COVID-19 infection at any time during pregnancy boosts the mother’s risk of death and is associated with serious illness in both mothers and their newborns, finds a pooled data analysis of international evidence, published in the open access journal BMJ Global Health.

The findings reinforce the need for global efforts to minimize these infection risks during pregnancy through targeted vaccination campaigns and other protective measures, say the researchers.

There’s a vast and growing body of research on COVID-19 infection during pregnancy.
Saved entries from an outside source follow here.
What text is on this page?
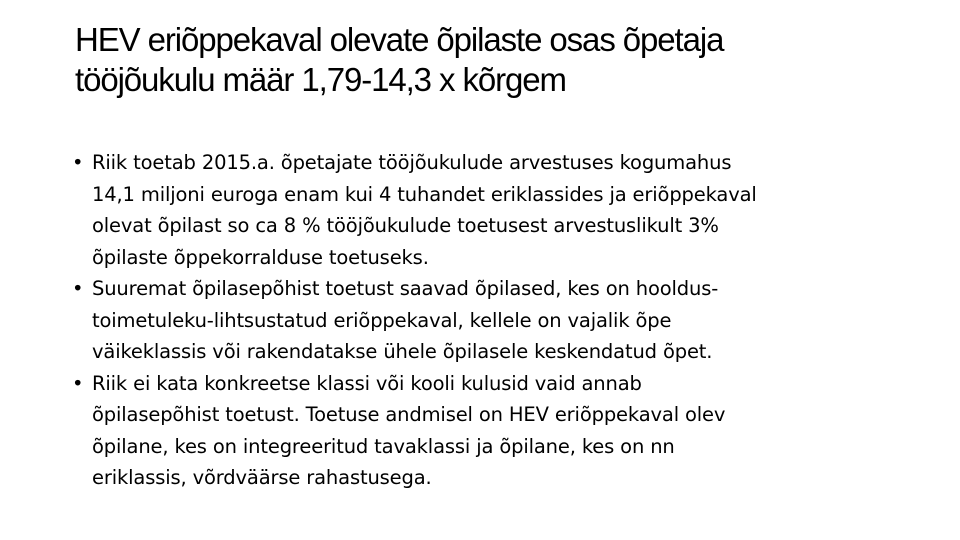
HEV eriõppekaval olevate õpilaste osas õpetaja
tööjõukulu määr 1,79-14,3 x kõrgem
• Riik toetab 2015.a. õpetajate tööjõukulude arvestuses kogumahus
14,1 miljoni euroga enam kui 4 tuhandet eriklassides ja eriõppekaval
olevat õpilast so ca 8 % tööjõukulude toetusest arvestuslikult 3%
õpilaste õppekorralduse toetuseks.
• Suuremat õpilasepõhist toetust saavad õpilased, kes on hooldus-
toimetuleku-lihtsustatud eriõppekaval, kellele on vajalik õpe
väikeklassis või rakendatakse ühele õpilasele keskendatud õpet.
• Riik ei kata konkreetse klassi või kooli kulusid vaid annab
õpilasepõhist toetust. Toetuse andmisel on HEV eriõppekaval olev
õpilane, kes on integreeritud tavaklassi ja õpilane, kes on nn
eriklassis, võrdväärse rahastusega.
But extensive differences in study design, methods, and comparison groups make it difficult to reach any firm conclusions, added to which few studies have been done in low income countries, say the researchers.

The researchers formed an international consortium in April 2020 to obtain high quality prospective data from relevant studies being carried out in several countries and applied a uniform analytical approach to avoid the issues associated with previous research.
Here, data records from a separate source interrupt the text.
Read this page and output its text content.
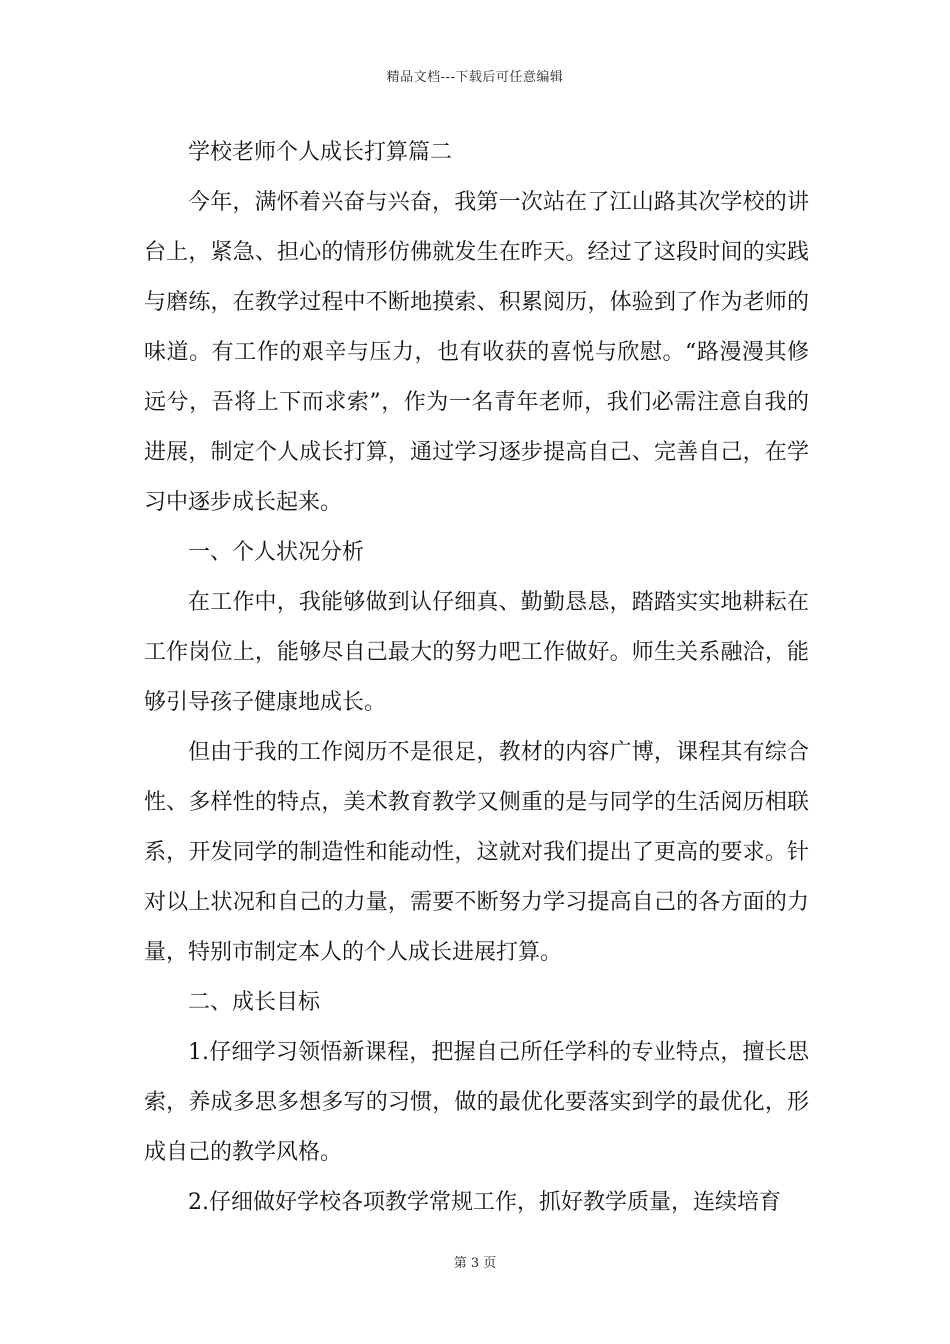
精品文档---下载后可任意编辑

学校老师个人成长打算篇二

今年，满怀着兴奋与兴奋，我第一次站在了江山路其次学校的讲台上，紧急、担心的情形仿佛就发生在昨天。经过了这段时间的实践与磨练，在教学过程中不断地摸索、积累阅历，体验到了作为老师的味道。有工作的艰辛与压力，也有收获的喜悦与欣慰。“路漫漫其修远兮，吾将上下而求索”，作为一名青年老师，我们必需注意自我的进展，制定个人成长打算，通过学习逐步提高自己、完善自己，在学习中逐步成长起来。

一、个人状况分析

在工作中，我能够做到认仔细真、勤勤恳恳，踏踏实实地耕耘在工作岗位上，能够尽自己最大的努力吧工作做好。师生关系融洽，能够引导孩子健康地成长。

但由于我的工作阅历不是很足，教材的内容广博，课程其有综合性、多样性的特点，美术教育教学又侧重的是与同学的生活阅历相联系，开发同学的制造性和能动性，这就对我们提出了更高的要求。针对以上状况和自己的力量，需要不断努力学习提高自己的各方面的力量，特别市制定本人的个人成长进展打算。

二、成长目标

1.仔细学习领悟新课程，把握自己所任学科的专业特点，擅长思索，养成多思多想多写的习惯，做的最优化要落实到学的最优化，形成自己的教学风格。

2.仔细做好学校各项教学常规工作，抓好教学质量，连续培育

第 3 页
The current research, which comprises the results of the first individual level pooled data analysis of those studies, assesses the risks of ill health and death among pregnant women with or without confirmed or probable COVID-19 infection.

The analysis is based on participants in 12 studies involving 13,136 pregnant women in Ghana, China-Hong Kong, Italy, Kenya, Nigeria, South Africa, Spain, Sweden, the Democratic Republic of Congo, Turkey, Uganda, and the USA.

It shows that pregnant women infected with SARS-CoV-2, the virus responsible for COVID-19 infection, were nearly 8 times as likely to die as their uninfected peers. 

And they were nearly four times as likely to require intensive care; 15 times as likely to require mechanical ventilation; and more than five times as likely to need any type of critical care.

They were also more than 23 times as likely to be diagnosed with pneumonia and more than five times as likely to have serious blood clots. 

Babies born to women with COVID-19 infection were nearly twice as likely to be admitted to a neonatal care unit; nearly three times as likely to be born moderately premature (before 34 weeks); and 19% more likely to be underweight at birth than babies born to uninfected women. 

But unlike the findings of previous reviews, COVID-19 Infection wasn’t linked to a heightened risk of stillbirth at or beyond 28 weeks of pregnancy, nor restricted growth.

The researchers point to some limitations of their study. The selection of pregnant women with COVID-19 depended on when and how they were tested for SARS-CoV-2; this changed over time across sites along with the availability of test kits. The analysis didn’t consider the differential impact of SARS-CoV-2 variants that have emerged since the pandemic started. Some outcomes weren’t monitored for a clinically meaningful period either.

Notwithstanding these caveats, “These findings underscore the need for global efforts to prevent COVID-19 during pregnancy through targeted administration of vaccines and non-pharmaceutical interventions,” say the researchers. 

This is particularly important as “Global guidance has been equivocal on the potential risks of infection and benefits and safety of vaccination, and more than 80 countries do not currently recommend that all pregnant and lactating women should be vaccinated,” they point out.

This news release was published by BMJ on January 16, 2023.